The match then branches: on Some, we cache the URL and return it; on None, we bump the not_found metric and return 404 Not Found. (The set_ex call is the cache write — covered next chapter.) Using Option here, rather than treating a missing row as a failure, is idiomatic Rust: absence is a value you handle, not an exception you catch.

Bring up Postgres in Docker — plus Redis, since Snip connects to both at startup (Redis earns its keep in the next chapter) — then run Snip and create a link:

Terminal window
docker run --rm -d --name snip-pg \
-e POSTGRES_USER=snip -e POSTGRES_PASSWORD=snip -e POSTGRES_DB=snip \
-p 5432:5432 postgres:16
docker run --rm -d --name snip-redis -p 6379:6379 redis:7
cargo run --bin snip
# in another terminal:
curl -X POST localhost:8080/shorten \
-H 'content-type: application/json' \
-d '{"url":"https://www.rust-lang.org"}'
# → {"code":"aB3xK7q","short_url":"http://0.0.0.0:8080/aB3xK7q"}

The link now lives in Postgres. Stop and restart cargo run --bin snip and the same code still resolves — because the data outlived the process, which was the whole point.

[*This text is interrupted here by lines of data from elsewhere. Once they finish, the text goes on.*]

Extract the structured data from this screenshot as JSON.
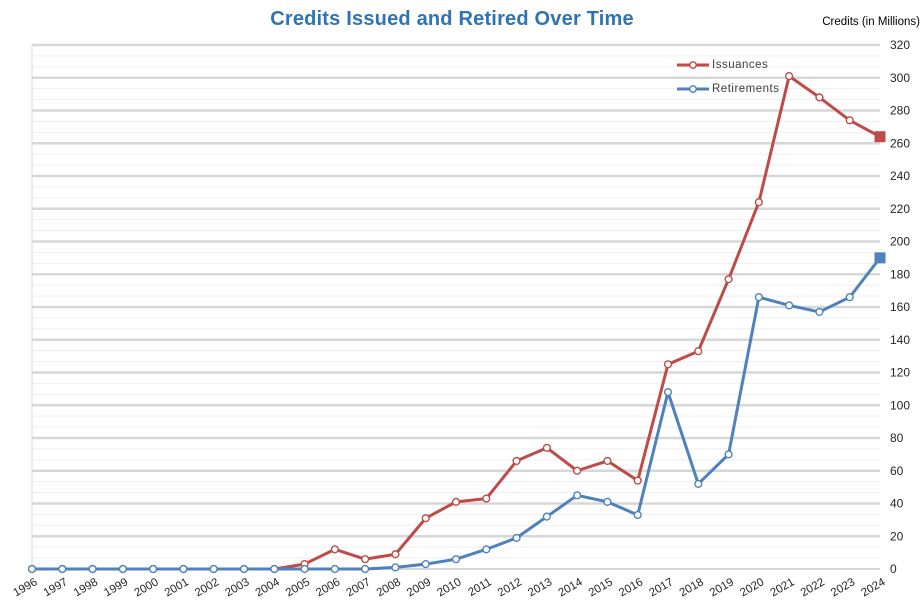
{
  "header": {
    "title": "Credits Issued and Retired Over Time"
  },
  "chart_data": {
    "type": "line",
    "title": "Credits Issued and Retired Over Time",
    "y_axis_title": "Credits (in Millions)",
    "xlabel": "",
    "ylabel": "Credits (in Millions)",
    "ylim": [
      0,
      320
    ],
    "y_tick_step": 20,
    "minor_gridlines_per_major": 2,
    "grid": true,
    "legend_position": "top-right",
    "categories": [
      "1996",
      "1997",
      "1998",
      "1999",
      "2000",
      "2001",
      "2002",
      "2003",
      "2004",
      "2005",
      "2006",
      "2007",
      "2008",
      "2009",
      "2010",
      "2011",
      "2012",
      "2013",
      "2014",
      "2015",
      "2016",
      "2017",
      "2018",
      "2019",
      "2020",
      "2021",
      "2022",
      "2023",
      "2024"
    ],
    "series": [
      {
        "name": "Issuances",
        "color": "#BE4B48",
        "marker": "circle",
        "last_marker": "square",
        "values": [
          0,
          0,
          0,
          0,
          0,
          0,
          0,
          0,
          0,
          3,
          12,
          6,
          9,
          31,
          41,
          43,
          66,
          74,
          60,
          66,
          54,
          125,
          133,
          177,
          224,
          301,
          288,
          274,
          264
        ]
      },
      {
        "name": "Retirements",
        "color": "#4F81BD",
        "marker": "circle",
        "last_marker": "square",
        "values": [
          0,
          0,
          0,
          0,
          0,
          0,
          0,
          0,
          0,
          0,
          0,
          0,
          1,
          3,
          6,
          12,
          19,
          32,
          45,
          41,
          33,
          108,
          52,
          70,
          166,
          161,
          157,
          166,
          190
        ]
      }
    ]
  },
  "colors": {
    "title": "#2E74B5",
    "major_gridline": "#D7D7D7",
    "minor_gridline": "#EFEFEF",
    "axis_line": "#C9C9C9",
    "plot_border": "#D9D9D9",
    "tick_label": "#262626"
  }
}
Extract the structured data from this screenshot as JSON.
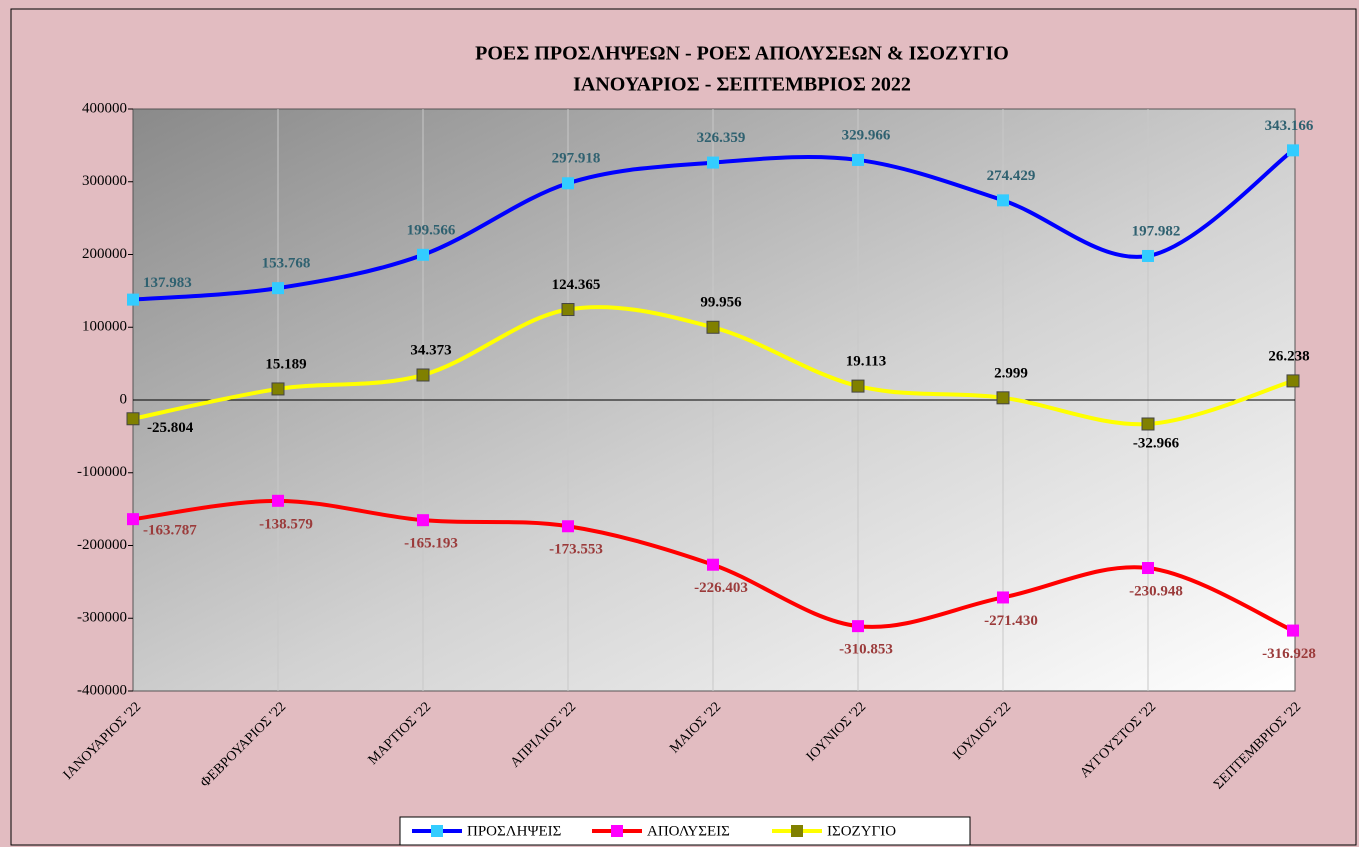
{
  "chart_data": {
    "type": "line",
    "title": "ΡΟΕΣ ΠΡΟΣΛΗΨΕΩΝ -  ΡΟΕΣ ΑΠΟΛΥΣΕΩΝ  & ΙΣΟΖΥΓΙΟ",
    "subtitle": "ΙΑΝΟΥΑΡΙΟΣ  -  ΣΕΠΤΕΜΒΡΙΟΣ  2022",
    "categories": [
      "ΙΑΝΟΥΑΡΙΟΣ '22",
      "ΦΕΒΡΟΥΑΡΙΟΣ '22",
      "ΜΑΡΤΙΟΣ '22",
      "ΑΠΡΙΛΙΟΣ '22",
      "ΜΑΙΟΣ '22",
      "ΙΟΥΝΙΟΣ '22",
      "ΙΟΥΛΙΟΣ '22",
      "ΑΥΓΟΥΣΤΟΣ '22",
      "ΣΕΠΤΕΜΒΡΙΟΣ '22"
    ],
    "series": [
      {
        "name": "ΠΡΟΣΛΗΨΕΙΣ",
        "color": "#0000ff",
        "marker_color": "#33ccff",
        "values": [
          137983,
          153768,
          199566,
          297918,
          326359,
          329966,
          274429,
          197982,
          343166
        ],
        "value_labels": [
          "137.983",
          "153.768",
          "199.566",
          "297.918",
          "326.359",
          "329.966",
          "274.429",
          "197.982",
          "343.166"
        ]
      },
      {
        "name": "ΑΠΟΛΥΣΕΙΣ",
        "color": "#ff0000",
        "marker_color": "#ff00ff",
        "values": [
          -163787,
          -138579,
          -165193,
          -173553,
          -226403,
          -310853,
          -271430,
          -230948,
          -316928
        ],
        "value_labels": [
          "-163.787",
          "-138.579",
          "-165.193",
          "-173.553",
          "-226.403",
          "-310.853",
          "-271.430",
          "-230.948",
          "-316.928"
        ]
      },
      {
        "name": "ΙΣΟΖΥΓΙΟ",
        "color": "#ffff00",
        "marker_color": "#808000",
        "values": [
          -25804,
          15189,
          34373,
          124365,
          99956,
          19113,
          2999,
          -32966,
          26238
        ],
        "value_labels": [
          "-25.804",
          "15.189",
          "34.373",
          "124.365",
          "99.956",
          "19.113",
          "2.999",
          "-32.966",
          "26.238"
        ]
      }
    ],
    "ylim": [
      -400000,
      400000
    ],
    "yticks": [
      -400000,
      -300000,
      -200000,
      -100000,
      0,
      100000,
      200000,
      300000,
      400000
    ],
    "grid": true,
    "legend": "bottom"
  }
}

  1. Why does Snip use a connection pool instead of opening a connection per request?
  2. What makes the schema-on-startup query safe to run on every boot?
  3. Explain how $1 + .bind() prevents SQL injection. What would go wrong if you used format! to build the query string instead?
  4. What does .fetch_optional() return, and why is Option a better fit than an error for a missing code?
  5. What do map_err and the ? operator each do in the shorten handler’s database call?
Show answers
  1. Opening a connection is expensive — a TCP handshake, authentication, and session setup — so if every request opened its own, you’d spend more time connecting than querying. A pool opens connections once at startup (max_connections(10)) and lends them out; it’s shared and cheap to clone, so every handler borrows a connection without coordination, and the cap protects Postgres from connection exhaustion.
  2. The migration is idempotent: CREATE TABLE IF NOT EXISTS links (...) means “make this table unless it already exists,” so the first boot creates it and every later boot is a harmless no-op. That’s why running the schema on every startup is safe.
  3. With $1 + .bind(), the value is sent to Postgres separately from the query text and treated strictly as data — it can never become SQL. If you used format! to interpolate user input instead, a malicious url like '); DROP TABLE links; -- would be parsed as SQL and executed — that’s a SQL-injection vulnerability. Always bind; never interpolate user input.
  4. .fetch_optional() returns Option<Row>Some(row) if a matching code exists, None if not. Option is the better fit because a non-existent code isn’t a failure, it’s a legitimate “not found” you handle as a value (returning 404) rather than an exception you catch — idiomatic Rust treats absence as a value.
  5. .map_err(|e| (StatusCode::INTERNAL_SERVER_ERROR, e.to_string())) converts sqlx’s error type into our error type (the status/message tuple), running only on the error case. The trailing ? then early-returns that error from the function if present, or unwraps the success value and continues — early-return-on-error in one character.